Este Plano, de 430 mil milhões de dólares, mostra que os Estados Unidos sabem que, em democracia, não pode haver transição ecológica sem diminuição das desigualdades. As políticas industriais, fortemente protecionistas, serão financiadas por novos impostos sobre os lucros e por uma reestruturação dos serviços fiscais que permitirá cobrar mais 124 mil milhões em impostos. Só beneficiam de subsídios públicos as empresas que investem em empregos verdes. “Quando ouço ‘clima’, penso ‘empregos’”, disse Biden. Com efeito, o planeamento deve sempre concentrar-se no emprego e no trabalho.

Mas aumentar os impostos sobre o capital não basta. O que está em causa é alterar os padrões de consumo. Os governos distribuem apoios extraordinários às famílias carenciadas em vez de enfrentar a questão das hierarquias salariais. Ora, o aumento do preço dos bens essenciais não resulta só duma inflação temporária, tem também causas ecológicas. Ou alguém duvida de que o preço dos alimentos e da energia vai continuar a aumentar?

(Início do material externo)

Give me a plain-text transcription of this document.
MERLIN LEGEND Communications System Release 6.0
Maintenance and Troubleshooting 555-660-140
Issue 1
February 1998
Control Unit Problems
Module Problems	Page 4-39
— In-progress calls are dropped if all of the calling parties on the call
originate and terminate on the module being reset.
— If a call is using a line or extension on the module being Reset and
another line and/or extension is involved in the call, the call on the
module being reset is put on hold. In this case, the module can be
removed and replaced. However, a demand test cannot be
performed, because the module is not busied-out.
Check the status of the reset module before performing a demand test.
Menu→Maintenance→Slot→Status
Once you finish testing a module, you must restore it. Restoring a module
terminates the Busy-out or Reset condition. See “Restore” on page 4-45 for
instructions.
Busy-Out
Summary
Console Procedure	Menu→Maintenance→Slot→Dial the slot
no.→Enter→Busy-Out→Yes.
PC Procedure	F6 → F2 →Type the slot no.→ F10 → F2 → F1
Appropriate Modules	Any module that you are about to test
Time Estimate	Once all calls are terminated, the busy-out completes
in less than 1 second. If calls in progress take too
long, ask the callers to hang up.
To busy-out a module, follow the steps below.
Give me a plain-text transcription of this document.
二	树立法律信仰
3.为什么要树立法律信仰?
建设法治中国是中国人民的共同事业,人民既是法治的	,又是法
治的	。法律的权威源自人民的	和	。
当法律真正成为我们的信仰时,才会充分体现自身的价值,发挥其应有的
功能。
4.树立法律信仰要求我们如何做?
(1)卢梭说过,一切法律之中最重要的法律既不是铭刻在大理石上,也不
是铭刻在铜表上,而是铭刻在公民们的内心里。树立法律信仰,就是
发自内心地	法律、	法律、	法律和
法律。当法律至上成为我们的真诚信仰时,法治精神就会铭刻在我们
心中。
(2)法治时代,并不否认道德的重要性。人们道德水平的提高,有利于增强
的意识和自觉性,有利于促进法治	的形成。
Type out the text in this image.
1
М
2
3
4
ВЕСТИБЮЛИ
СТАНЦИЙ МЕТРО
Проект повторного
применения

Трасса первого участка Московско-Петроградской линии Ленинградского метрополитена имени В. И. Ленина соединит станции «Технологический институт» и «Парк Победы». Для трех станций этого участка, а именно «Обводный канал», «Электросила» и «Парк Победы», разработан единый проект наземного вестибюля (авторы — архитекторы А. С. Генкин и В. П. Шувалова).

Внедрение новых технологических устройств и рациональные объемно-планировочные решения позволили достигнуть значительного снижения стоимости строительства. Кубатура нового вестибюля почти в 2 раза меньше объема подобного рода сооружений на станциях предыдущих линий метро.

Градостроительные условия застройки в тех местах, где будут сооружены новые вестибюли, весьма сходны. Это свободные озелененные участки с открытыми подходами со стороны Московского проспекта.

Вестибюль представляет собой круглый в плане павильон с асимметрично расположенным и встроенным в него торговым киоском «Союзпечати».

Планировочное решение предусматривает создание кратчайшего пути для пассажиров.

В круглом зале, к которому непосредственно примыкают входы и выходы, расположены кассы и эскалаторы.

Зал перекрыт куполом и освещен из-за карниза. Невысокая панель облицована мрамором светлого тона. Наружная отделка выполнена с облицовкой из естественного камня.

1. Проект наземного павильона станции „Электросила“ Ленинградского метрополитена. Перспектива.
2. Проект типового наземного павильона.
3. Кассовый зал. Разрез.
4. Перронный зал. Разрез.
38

Os governos não podem subsidiar os salários baixos indefinidamente, devem investir os fundos disponíveis na transição ecológica e nas indemnizações pelas secas e pelas cheias. Se os mais ricos não aceitarem partilhar, diminuindo o seu consumo e poder de compra, o financiamento e a eficácia das políticas verdes ficam comprometidos. Neste contexto, o papel da Universidade é o de levar os estudantes a tomar consciência, por si, das necessárias mudanças de comportamento. Os seus padrões de vida serão irremediavelmente diferentes dos que prevalecem no presente.

Os autores de The Limits to Growth, editado em 1972, 1992 e 2004, perceberam que os números fornecidos pelo conhecimento científico não chegam para mobilizar os cidadãos, é necessário apelar a valores, dar o exemplo, e deixar de infantilizar os jovens com promessas de consumo.

François Mitterand disse, modesto: “Eu sou o último Presidente; depois de mim, só haverá contabilistas”.